Right now, most people use the word landline to mean the number you dial. But soon, “landline” will also mean the physical instrument that sits on your desk.
I also hear “hardline” being used to refer to old-school landlines, although admittedly mainly in the context of police/espionage/military use in TV programmes and films.
That must be a regional thing. Most folks I deal with, mail can either be snail mail or e-mail depending on context. Nobody goes to the Post Office to pick up their email, and nobody needs to log onto a computer to get a post card.
Have you ever heard someone say “snail mail” in a non-joking way? Because “snail mail” is a phrase I’ve never heard spoken out loud unless the speaker was making an obvious joke.
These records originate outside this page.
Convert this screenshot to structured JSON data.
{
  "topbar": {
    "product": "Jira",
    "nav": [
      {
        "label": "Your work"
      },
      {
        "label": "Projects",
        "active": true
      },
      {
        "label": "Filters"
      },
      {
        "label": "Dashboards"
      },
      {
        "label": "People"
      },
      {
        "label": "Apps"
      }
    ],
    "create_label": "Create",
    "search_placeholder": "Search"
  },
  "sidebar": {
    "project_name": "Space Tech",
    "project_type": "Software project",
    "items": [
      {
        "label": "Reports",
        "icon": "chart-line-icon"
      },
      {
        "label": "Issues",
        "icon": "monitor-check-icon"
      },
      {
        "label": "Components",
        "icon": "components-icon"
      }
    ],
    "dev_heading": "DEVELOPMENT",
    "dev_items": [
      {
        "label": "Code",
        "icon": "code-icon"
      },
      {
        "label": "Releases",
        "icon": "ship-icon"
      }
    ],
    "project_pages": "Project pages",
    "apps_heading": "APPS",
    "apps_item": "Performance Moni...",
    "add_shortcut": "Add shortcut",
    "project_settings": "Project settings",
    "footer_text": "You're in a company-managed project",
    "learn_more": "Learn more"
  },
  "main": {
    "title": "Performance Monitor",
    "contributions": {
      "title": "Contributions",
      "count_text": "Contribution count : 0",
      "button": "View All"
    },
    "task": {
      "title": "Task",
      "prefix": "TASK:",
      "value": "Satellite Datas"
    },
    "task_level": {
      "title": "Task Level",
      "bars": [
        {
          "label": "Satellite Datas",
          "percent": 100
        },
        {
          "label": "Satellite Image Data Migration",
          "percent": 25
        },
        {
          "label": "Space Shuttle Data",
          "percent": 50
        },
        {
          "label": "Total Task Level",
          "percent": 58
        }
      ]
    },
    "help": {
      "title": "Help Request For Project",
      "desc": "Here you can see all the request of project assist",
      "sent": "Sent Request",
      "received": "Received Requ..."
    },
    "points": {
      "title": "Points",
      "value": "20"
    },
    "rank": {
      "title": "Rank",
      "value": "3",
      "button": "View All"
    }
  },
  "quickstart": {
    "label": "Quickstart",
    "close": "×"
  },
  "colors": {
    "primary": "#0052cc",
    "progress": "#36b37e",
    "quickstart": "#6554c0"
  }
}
Well, the ice pieces produced by most automatic icemakers isn’t really cubic, maybe? I know my freezer makes sort of a rectangular prism that’s rounded on one side, sort of the shape of a canoe. The ice dispenser at my local 7-11 produces short cylinders - I guess they’re sort of close to cubic, but the shape is more gumdrop-like. The icemaker at the summer camp my kids go to produces little square “pillows” of ice, like the shape of ravioli.
It’s nit-picking - the ice-machine-makers probably start with a cube as their ideal and then adjust the shape to make the machine dispense better - but it does seem that nowadays, we refer to any not-randomly-shaped (i.e., as opposed to crushed or chipped) piece of ice as a cube.
Eh, ice trays still produce more-or-less cube-shaped (well, I’ve got one that produces Han Solo-shaped ones, but I digress) hunks of ice, and there’s not really a better name available. Ice Hexahedrons? Ice Chunks? Ice Things?